= Pearl Williams =

American singer

Cover of Williams' album You'll never remember it, write it down!

Pearl Williams (September 10, 1914 – September 18, 1991) was an American entertainer.

==Career==
Born Pearl Wolfe, Williams started out as a secretary, but quickly turned to playing the piano by ear and became an accomplished player. In 1938 she went to an audition for a singer as accompaniment. She was hired on the spot and that same night went on stage at the Famous Door on 52nd Street with Louis Prima's band. But it took 14 years and a heckler to make her find her calling. One night, in 1952, a heckler was consistently telling her to get off and that her jokes were horrible, and she said to him, "Oh, fuck off!" The audience howled, and she quickly became a hit.

"What Patsy Abbott? She's not in our class; what are you crazy? Where she belong with us? She's a nice girl."— Pearl Williams, The Cabaret nightclub, Miami Beach, 1961

In 1961, signed by Stanley Borden, the owner of After Hours Records, she recorded her first album, A trip around the world is not a cruise. Known for her bawdy humor and aggressive manner, she released nine best-selling "party" records during her career, including:

- All the Way
- Bagels & Lox!
- She's Doin' What Comes Naturally!
- A Trip Around the World is Not a Cruise
- You'll Never Remember it, Write it Down!
- Battle of the Mothers! (with Belle Barth)
- Party Snatches – the Best of . . . (featured)

Williams is one of several female Jewish comedians (along with Belle Barth, Patsy Abbott, Rusty Warren and Totie Fields) who traced their "bawdy" performance style back to Sophie Tucker. The back cover of A Trip around The World is Not a Cruise repeats the anecdote that when they met, Tucker told Williams that "You're me at your age, only better." An echo of Tucker can be discerned when Williams says in her act, "I get broads come in here, they sit in front of me and they stare at me. Everything I do, they stare at me. Then they walk out saying, 'She's so dirrr-ty!' If they're so refined how come they understand what I'm saying?"

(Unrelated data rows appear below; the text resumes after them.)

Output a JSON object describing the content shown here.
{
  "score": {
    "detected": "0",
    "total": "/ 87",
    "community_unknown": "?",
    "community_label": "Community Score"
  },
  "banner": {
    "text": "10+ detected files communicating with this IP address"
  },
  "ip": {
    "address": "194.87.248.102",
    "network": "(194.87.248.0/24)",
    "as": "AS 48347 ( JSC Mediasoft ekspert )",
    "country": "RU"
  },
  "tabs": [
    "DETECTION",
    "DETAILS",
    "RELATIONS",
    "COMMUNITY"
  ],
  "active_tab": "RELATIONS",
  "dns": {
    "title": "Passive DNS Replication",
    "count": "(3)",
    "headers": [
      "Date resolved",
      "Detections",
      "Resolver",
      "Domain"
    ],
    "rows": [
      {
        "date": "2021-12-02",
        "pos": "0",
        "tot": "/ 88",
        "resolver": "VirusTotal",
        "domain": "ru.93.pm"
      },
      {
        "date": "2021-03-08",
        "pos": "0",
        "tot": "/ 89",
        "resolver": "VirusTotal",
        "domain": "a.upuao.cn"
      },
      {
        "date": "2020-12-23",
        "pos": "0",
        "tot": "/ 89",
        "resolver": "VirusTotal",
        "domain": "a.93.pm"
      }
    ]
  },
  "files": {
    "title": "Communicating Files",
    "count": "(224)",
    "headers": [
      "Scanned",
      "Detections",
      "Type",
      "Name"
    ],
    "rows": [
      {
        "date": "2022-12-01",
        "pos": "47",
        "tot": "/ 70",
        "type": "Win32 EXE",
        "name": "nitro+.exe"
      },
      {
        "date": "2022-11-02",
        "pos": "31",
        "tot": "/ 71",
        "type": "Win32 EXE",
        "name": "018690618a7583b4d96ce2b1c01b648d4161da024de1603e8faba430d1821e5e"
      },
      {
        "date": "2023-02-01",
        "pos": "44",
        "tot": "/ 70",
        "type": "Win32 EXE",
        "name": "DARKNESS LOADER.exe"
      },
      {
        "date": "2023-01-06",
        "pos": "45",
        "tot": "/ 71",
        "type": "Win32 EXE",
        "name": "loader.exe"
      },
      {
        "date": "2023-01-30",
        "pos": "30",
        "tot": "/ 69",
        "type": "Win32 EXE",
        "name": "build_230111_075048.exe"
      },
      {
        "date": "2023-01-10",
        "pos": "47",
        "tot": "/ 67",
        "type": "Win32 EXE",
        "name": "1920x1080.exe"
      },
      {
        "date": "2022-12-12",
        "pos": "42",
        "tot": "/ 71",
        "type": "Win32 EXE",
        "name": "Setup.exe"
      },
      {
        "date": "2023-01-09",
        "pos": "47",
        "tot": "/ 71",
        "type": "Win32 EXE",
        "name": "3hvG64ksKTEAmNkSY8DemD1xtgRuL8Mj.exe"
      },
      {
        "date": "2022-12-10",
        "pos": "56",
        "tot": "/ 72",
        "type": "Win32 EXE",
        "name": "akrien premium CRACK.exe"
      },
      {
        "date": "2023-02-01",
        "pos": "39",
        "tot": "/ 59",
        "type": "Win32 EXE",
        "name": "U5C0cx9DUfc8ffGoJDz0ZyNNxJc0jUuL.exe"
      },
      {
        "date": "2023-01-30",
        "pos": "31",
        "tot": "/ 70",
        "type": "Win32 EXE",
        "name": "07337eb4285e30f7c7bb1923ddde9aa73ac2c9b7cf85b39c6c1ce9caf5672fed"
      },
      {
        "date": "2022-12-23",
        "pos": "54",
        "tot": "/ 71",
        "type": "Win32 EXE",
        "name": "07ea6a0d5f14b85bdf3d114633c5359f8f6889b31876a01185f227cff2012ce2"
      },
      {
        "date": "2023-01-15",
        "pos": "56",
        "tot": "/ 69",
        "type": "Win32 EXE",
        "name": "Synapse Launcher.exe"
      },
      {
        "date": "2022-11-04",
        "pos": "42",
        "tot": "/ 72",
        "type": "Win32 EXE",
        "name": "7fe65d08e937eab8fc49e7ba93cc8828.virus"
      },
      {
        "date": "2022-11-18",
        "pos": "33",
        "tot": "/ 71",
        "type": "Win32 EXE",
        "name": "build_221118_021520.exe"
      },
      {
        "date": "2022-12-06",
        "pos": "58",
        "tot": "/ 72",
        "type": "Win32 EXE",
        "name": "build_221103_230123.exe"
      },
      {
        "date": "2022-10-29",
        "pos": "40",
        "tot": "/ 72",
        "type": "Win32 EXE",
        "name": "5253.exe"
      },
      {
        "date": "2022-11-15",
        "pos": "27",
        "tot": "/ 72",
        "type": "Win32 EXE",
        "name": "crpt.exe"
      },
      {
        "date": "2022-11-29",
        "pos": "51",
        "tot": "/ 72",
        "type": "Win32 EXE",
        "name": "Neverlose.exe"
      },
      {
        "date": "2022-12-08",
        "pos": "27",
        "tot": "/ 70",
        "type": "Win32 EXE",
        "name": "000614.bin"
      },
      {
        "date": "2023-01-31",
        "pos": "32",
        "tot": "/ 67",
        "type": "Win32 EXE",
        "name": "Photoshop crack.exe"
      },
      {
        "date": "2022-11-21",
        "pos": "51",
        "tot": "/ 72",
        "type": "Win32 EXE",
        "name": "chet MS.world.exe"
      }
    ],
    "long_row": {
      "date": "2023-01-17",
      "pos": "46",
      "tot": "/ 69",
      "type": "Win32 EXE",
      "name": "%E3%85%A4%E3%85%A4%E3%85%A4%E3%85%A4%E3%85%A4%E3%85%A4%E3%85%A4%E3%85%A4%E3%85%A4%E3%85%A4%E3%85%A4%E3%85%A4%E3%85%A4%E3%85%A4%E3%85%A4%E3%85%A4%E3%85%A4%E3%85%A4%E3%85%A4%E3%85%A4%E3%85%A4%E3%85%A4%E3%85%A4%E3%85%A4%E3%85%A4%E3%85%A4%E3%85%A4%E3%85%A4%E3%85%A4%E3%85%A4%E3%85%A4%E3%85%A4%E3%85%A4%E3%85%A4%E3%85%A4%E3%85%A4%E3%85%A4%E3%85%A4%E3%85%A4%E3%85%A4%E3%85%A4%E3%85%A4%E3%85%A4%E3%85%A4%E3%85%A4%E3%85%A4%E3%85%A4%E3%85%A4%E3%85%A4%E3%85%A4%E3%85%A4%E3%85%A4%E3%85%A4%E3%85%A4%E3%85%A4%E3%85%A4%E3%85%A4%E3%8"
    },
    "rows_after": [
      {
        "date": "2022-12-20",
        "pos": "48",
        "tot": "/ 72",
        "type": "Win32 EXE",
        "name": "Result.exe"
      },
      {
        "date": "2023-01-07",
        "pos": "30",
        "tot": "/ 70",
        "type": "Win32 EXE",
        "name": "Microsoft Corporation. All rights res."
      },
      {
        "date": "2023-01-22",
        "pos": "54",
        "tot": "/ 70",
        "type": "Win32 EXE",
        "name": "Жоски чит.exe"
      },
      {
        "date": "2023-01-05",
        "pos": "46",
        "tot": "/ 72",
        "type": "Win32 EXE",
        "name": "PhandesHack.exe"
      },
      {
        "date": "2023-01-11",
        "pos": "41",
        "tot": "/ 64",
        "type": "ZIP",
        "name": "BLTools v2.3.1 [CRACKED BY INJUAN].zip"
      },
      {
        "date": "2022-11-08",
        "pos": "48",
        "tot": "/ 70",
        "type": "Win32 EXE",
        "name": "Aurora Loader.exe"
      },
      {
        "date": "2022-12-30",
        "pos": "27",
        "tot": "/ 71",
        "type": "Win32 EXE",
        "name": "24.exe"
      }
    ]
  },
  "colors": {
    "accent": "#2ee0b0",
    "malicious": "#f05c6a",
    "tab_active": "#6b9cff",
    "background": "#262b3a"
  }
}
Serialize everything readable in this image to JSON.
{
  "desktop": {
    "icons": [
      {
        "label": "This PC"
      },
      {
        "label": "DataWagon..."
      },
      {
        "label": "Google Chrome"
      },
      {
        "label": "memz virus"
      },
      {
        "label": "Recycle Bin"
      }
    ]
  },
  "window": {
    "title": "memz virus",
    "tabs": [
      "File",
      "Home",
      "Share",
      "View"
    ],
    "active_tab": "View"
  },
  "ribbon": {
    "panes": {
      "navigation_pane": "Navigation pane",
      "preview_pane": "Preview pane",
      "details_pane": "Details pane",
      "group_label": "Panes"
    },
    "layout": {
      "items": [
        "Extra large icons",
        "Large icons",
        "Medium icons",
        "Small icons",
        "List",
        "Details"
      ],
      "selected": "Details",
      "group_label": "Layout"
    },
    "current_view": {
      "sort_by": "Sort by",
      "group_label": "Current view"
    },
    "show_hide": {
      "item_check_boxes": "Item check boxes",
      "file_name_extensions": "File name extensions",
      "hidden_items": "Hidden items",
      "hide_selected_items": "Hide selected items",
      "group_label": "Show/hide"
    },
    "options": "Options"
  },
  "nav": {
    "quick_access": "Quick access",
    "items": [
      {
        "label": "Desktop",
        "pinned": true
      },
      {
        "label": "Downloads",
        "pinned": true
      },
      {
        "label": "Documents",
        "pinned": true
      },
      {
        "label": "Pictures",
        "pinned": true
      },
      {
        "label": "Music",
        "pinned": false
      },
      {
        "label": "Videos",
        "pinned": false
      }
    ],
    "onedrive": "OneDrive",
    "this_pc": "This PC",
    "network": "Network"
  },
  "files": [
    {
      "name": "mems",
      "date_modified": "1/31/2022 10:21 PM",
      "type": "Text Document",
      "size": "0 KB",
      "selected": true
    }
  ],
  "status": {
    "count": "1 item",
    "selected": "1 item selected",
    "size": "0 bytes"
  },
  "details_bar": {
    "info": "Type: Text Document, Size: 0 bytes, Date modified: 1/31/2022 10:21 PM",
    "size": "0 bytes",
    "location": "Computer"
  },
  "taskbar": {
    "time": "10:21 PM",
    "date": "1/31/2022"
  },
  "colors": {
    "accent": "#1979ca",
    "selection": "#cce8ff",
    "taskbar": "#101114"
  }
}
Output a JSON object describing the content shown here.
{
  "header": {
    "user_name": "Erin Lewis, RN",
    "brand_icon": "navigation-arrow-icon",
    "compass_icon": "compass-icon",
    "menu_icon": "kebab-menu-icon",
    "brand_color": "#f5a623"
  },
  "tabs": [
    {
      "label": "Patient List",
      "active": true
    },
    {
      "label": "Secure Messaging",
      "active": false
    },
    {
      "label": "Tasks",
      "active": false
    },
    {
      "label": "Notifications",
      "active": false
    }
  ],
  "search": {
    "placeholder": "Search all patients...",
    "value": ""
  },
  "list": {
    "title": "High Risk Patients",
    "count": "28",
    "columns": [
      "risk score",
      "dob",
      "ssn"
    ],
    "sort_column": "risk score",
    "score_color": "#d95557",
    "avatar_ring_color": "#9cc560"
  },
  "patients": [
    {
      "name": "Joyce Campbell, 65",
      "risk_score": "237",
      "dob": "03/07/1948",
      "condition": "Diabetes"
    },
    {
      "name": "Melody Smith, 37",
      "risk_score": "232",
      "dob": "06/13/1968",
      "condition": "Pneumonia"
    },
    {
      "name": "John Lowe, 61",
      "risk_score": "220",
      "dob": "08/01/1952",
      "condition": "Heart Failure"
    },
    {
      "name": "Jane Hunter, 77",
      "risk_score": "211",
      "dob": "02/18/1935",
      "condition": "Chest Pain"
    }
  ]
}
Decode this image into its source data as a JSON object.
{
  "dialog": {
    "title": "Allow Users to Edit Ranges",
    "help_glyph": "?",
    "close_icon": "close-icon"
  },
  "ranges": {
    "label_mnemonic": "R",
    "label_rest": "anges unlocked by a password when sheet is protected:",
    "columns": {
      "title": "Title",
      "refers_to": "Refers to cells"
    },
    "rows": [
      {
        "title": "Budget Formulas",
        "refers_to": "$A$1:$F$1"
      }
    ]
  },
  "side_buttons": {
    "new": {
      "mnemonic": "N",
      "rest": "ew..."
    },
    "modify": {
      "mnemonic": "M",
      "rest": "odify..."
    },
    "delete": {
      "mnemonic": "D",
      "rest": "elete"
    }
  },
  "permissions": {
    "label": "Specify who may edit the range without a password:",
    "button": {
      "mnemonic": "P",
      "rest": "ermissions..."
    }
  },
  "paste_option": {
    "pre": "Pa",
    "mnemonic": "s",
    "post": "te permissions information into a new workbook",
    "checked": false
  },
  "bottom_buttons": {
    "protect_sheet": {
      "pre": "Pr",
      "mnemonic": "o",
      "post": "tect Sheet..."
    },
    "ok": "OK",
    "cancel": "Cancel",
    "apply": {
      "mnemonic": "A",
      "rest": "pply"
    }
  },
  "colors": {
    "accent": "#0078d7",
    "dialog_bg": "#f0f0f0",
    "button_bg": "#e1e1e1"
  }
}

Williams performed for 18 years at the Place Pigalle in Miami, Florida, before retiring in 1984, commenting "I'm tired, I need a rest. After 46 years in show business, night after night, day after day, non-stop, I'm tired". She hung up her microphone for good in April of that year. She lived out her final years in North Miami Beach and Long Island.

On September 18, 1991, aged 77, she died in her sleep from heart disease.

==Posthumous==
In 2007, clips of Williams, along with those of Betty Walker, Belle Barth, Totie Fields, and Jean Carroll, were featured in the Off-Broadway production The J.A.P. Show: Jewish American Princesses of Comedy, which included live standup routines by four female Jewish comics juxtaposed with the stories of legendary performers from the 1950s and 1960s.